Hi John. Your article touched me a lot. I am classified as white (I learnt I was when I first came to the US; in my country, France, there is no racial classification, even though there is harsh but very subtly institutionalized racism -even harder to fight that in the US) and I realized that I started the work you ask “us” to do many years ago (I “have to” imagine that I am part of that “us” group even though I know “whiteness” is a state of mind, not a “race”, so let’s say “us”). I started that work when I was 20, and a Teaching Assistant in the US: as the conclusion of my intervention at a Forum on Racism organized on campus in Columbia, South Carolina (yes, that same place… I even met KKK members near the State House one day, while heading to Main Street…)
I said: “If white people don’t change, nothing is ever gonna change”.
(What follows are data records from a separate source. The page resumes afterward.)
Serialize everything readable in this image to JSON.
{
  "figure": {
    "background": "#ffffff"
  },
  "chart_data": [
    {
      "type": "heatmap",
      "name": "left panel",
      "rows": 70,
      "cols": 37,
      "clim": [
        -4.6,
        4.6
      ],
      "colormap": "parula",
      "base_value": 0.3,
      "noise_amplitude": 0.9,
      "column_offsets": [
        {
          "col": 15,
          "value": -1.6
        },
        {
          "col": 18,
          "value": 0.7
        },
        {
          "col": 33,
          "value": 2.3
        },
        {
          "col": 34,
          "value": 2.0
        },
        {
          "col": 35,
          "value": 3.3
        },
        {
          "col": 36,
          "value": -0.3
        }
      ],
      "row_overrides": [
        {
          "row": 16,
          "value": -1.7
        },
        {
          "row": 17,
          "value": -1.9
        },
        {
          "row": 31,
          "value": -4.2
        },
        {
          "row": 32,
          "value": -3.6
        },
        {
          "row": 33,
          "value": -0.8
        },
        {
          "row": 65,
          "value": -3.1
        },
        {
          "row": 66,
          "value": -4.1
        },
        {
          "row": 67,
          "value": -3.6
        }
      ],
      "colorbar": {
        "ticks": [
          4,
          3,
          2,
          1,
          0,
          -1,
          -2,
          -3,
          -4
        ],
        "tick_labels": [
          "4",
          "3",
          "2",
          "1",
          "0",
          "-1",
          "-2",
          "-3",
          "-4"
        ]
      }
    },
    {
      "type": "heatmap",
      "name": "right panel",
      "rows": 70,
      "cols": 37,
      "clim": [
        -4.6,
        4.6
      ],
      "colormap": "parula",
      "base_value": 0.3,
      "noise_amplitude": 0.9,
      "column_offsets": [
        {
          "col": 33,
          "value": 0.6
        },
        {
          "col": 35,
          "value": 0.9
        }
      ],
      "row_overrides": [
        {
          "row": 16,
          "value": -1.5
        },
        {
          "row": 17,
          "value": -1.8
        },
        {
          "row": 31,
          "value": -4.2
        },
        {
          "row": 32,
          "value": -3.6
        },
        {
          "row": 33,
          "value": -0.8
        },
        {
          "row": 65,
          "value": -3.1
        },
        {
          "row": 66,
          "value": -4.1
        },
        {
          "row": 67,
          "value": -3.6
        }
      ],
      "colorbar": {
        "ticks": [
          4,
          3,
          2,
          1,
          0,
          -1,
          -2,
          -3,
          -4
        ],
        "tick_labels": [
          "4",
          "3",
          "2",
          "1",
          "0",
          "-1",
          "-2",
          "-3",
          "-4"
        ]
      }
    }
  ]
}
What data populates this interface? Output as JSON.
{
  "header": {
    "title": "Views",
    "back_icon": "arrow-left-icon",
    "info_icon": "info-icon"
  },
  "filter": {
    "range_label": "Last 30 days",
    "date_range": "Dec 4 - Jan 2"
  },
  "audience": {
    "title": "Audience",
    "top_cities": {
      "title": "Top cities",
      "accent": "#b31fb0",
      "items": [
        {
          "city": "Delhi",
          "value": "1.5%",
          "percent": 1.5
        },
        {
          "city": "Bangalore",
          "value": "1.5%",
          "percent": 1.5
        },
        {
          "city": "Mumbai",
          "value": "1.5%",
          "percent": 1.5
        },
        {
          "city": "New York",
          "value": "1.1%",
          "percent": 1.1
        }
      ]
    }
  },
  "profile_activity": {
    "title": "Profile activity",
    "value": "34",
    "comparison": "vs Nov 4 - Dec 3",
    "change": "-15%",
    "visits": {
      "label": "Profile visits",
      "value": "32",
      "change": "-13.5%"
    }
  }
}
Ever since that time, I have tried to do my share, with the intelligence nature has bestowed on me (I wish it was more), I have tried to teach and change people around me. I became a English teacher in France, and am still trying my best because I HATE to read that: “Living every single day with institutionalized racism and then having to argue its very existence, is tiring, and saddening, and angering. Yet if we express any emotion while talking about it, we’re tone policed, told we’re being angry.”
I cannot stand that. I do not accept it. There is NO reason to close our eyes and shut our ears to this (racists — most white people have this strange ability to shut their EARS when racism is the topic…). It’s INADMISSIBLE.
People, human beings should NEVER have to have to go through that. It’s quite simple. I don’t understand why “they” don’t understand that.